Vermelho-sangue

“Se entornaste a nossa sorte pelo chão
Se na bagunça do teu coração
Meu sangue errou de veia e se perdeu”
Eu te amo - Chico Buarque/Tom Jobim

Já tinha desistido e se dado por vencida, conformando-se com a sua derrota. Não queria mais lutar, pois todas as vezes ela saíra derrotada, ferida e fraca. E resolveu, assim, guardar entre os seus tesouros o que fingira ser indiferente por algum tempo, o coração de pano que ganhou dele.

E, tendo-o em suas mãos, pôde lembrar-se, com riqueza de detalhes, do dia em que o recebera. Era noite, enquanto os dois esperavam sentados para assistir a uma peça em frente ao teatro, chegou um simpático palhaço. Entregando a ele um coração, disse-o que se o apertasse ele cantaria. Ele pressionou o coração em suas mãos e o palhaço começou a cantar umas dessas músicas sertanejas que esbanjam declarações de amor. Isso arrancou sorrisos de ambos, pois não era bem o estilo de música que eles curtiam. Enquanto o palhaço cantava, ele gritava “Diga a ela que você a ama! Vamos, diga”. E ele, muito desconcertado, dizia para o palhaço, não para ela, “eu a amo, ela sabe, ela sabe”. Por final, o palhaço o perguntou se ele não iria dar o coração a ela. Ele, muito envergonhado, ficou calado por instantes. Ela, percebendo o embaraço dele, deu uma pancadinha em seu ombro e, sorrindo, o perguntou: “Você não vai me dar o coração?”. Ele a fitou, sorriu também e o entregou a ela. Haviam entrado em um entendimento. Ele o dera sem qualquer expectativa e ela o recebera da mesma forma. Tanto, que no dia seguinte, resolveu chamar o coração de Meu, pois, acreditava ela, se tratar do seu próprio coração, aquele que ela havia dado a ele o qual estava devolvendo. Por esta época ela travava mais uma luta contra a sua paixão, já se declarando, erradamente, vitoriosa, e, com o fato, acreditava sim, que estava com o seu coração de volta, pronta para amar a outra pessoa.

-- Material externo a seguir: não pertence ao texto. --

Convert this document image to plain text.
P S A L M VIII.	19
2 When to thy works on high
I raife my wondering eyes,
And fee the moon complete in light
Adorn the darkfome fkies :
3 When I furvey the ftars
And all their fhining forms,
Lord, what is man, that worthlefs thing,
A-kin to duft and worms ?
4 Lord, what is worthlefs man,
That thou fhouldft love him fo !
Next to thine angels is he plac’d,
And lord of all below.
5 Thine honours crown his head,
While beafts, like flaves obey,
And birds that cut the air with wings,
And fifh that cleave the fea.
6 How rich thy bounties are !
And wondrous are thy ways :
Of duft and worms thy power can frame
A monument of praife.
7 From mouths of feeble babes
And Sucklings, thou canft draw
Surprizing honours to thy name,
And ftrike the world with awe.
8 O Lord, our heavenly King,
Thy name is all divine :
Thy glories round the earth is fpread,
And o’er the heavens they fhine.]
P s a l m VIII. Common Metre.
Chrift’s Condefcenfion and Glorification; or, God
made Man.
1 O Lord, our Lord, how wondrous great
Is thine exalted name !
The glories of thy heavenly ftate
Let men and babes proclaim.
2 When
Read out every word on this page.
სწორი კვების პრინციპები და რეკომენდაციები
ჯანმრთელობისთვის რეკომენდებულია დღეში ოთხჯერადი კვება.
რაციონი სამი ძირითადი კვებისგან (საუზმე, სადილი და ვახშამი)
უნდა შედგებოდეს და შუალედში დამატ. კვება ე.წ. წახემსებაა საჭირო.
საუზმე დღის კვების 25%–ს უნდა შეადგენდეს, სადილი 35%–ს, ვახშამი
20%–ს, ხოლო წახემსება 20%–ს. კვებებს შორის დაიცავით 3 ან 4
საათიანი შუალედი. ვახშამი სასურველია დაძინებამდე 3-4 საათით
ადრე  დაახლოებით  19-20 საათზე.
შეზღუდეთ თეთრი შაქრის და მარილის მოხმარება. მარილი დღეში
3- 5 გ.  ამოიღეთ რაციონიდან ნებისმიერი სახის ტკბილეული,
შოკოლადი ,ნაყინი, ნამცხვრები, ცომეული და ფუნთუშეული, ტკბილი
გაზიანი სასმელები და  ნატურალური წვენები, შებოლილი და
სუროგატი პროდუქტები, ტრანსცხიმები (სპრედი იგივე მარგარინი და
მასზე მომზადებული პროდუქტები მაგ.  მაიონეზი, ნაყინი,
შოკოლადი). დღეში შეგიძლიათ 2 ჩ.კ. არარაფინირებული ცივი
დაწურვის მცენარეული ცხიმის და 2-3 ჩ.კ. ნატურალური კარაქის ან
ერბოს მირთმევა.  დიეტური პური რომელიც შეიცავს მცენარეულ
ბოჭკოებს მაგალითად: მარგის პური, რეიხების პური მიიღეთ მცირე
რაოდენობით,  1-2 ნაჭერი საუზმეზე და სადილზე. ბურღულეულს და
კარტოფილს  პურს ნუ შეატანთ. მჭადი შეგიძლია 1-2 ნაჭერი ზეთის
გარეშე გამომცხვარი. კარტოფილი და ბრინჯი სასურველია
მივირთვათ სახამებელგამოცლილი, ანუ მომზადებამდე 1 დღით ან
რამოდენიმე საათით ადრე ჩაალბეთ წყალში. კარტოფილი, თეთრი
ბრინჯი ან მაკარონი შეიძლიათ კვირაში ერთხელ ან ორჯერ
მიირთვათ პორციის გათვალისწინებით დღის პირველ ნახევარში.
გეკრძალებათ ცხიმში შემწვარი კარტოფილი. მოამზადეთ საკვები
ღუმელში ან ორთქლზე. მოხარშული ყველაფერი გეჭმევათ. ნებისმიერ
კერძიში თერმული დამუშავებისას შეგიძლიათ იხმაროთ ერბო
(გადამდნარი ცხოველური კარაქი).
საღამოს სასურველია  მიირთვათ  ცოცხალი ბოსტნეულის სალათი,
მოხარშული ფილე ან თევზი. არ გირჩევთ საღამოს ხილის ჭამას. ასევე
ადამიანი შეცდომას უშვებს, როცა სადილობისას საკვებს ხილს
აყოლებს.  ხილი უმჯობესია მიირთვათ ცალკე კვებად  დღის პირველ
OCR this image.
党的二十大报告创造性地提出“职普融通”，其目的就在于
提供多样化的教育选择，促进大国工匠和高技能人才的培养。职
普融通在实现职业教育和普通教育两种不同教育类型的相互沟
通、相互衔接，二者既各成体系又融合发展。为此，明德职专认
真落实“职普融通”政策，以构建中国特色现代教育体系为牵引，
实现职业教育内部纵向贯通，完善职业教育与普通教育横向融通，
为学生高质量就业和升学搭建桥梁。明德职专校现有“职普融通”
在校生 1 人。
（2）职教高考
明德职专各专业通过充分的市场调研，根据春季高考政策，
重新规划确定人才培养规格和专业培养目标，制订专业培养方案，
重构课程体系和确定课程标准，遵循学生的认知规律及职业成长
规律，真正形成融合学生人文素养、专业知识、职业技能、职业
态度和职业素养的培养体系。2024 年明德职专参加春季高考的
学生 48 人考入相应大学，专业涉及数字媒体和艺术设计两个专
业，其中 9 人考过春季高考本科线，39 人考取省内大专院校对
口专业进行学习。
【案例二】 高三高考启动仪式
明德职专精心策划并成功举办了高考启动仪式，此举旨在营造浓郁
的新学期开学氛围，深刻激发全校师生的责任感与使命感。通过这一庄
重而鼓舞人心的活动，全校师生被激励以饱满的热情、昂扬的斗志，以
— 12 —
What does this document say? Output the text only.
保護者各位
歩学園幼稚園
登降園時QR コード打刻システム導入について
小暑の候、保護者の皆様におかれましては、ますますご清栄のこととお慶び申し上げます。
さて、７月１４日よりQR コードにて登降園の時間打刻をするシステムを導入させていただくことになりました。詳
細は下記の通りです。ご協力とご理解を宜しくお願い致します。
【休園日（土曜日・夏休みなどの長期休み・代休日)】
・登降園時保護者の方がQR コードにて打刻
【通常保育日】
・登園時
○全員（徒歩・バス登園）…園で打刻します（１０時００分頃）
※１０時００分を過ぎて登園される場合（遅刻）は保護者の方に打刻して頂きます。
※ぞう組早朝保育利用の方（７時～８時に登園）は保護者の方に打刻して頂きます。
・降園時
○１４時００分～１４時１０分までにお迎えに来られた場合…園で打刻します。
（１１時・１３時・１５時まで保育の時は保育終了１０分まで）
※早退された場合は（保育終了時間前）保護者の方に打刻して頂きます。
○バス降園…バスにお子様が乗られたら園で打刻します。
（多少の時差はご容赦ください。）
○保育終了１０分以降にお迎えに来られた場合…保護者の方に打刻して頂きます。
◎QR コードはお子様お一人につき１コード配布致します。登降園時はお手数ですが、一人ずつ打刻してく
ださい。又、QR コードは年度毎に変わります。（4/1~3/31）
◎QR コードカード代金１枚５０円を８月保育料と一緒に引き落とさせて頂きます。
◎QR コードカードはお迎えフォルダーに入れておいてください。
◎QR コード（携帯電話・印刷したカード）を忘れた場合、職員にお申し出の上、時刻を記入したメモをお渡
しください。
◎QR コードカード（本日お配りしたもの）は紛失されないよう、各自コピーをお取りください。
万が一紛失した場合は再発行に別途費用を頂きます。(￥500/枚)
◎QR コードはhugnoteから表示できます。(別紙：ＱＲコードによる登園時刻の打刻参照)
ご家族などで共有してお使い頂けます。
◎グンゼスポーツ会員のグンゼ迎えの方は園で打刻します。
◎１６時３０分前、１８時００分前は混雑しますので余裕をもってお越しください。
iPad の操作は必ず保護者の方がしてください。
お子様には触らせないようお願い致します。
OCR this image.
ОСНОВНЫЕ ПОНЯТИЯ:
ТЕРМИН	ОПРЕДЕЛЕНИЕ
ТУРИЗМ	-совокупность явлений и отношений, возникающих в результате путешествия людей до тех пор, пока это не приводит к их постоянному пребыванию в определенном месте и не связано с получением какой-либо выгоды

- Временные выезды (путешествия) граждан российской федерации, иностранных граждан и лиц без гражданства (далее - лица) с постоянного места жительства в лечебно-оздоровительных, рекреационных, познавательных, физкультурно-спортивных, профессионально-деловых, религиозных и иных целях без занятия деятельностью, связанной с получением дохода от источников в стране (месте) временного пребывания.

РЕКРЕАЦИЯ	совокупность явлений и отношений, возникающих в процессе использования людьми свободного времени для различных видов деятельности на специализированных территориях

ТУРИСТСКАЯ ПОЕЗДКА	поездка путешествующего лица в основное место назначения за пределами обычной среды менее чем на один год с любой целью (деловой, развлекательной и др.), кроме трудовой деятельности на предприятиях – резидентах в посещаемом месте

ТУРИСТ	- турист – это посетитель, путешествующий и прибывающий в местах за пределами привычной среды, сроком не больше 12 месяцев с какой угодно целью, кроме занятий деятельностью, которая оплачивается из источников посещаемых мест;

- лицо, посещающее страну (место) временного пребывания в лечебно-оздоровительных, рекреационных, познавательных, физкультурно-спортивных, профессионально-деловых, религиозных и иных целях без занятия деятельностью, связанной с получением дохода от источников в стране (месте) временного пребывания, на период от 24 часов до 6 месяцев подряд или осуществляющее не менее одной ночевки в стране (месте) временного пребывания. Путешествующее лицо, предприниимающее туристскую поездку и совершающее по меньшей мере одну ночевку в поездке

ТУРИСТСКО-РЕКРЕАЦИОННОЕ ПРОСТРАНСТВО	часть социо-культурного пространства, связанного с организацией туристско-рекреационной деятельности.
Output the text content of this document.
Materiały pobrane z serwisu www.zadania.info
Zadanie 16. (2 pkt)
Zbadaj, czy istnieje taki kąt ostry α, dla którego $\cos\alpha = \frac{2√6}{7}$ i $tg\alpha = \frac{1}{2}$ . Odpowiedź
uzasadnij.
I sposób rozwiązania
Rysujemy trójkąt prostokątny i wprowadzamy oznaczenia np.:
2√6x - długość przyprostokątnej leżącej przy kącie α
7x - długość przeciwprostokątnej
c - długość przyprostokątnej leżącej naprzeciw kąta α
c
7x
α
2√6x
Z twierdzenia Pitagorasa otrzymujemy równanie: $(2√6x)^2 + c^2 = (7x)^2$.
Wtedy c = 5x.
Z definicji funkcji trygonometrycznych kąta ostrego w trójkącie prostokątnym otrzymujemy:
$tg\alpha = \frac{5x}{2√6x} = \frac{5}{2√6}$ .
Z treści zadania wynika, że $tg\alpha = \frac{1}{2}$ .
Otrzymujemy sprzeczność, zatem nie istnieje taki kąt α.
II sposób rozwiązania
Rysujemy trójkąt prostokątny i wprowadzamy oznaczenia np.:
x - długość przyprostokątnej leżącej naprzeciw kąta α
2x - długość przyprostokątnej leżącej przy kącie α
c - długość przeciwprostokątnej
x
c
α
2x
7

Sorriu. Passados alguns meses, agora podia ver como sempre fora ingênua. O coração que recebera naquele dia era branco, todo branco, o que dera a ele era vermelho-sangue, estava preenchido de amor e paixão. Aquele coração que possuía era o dele e o dela nunca o deixara. Com saudade dele e de si mesma pensou:

- O teu é branco, menino, misturas todas as cores. No teu branco não me acho.

3 comentários:

Pâmela Marques disse...

Antes eu tinha o branco como uma cor de paz, mas depois de te ler acho que verei como uma cor triste, vazia.

Branco é tristeza.

Unknown disse...

Lindo o texto.

Me passa seu e-mail ou msn.

Beijo!

Charles Bravowood disse...

Eu não quero mais entregar o meu coração a ninguém, dói pegar de volta, sabe? O meu coração era em branco também, novinho, mas agora ele está avermelhado como só o amor poderia ter feito ele ficar, mas não existe mais amor, só ficou a dor.

Charlie B.

beijo.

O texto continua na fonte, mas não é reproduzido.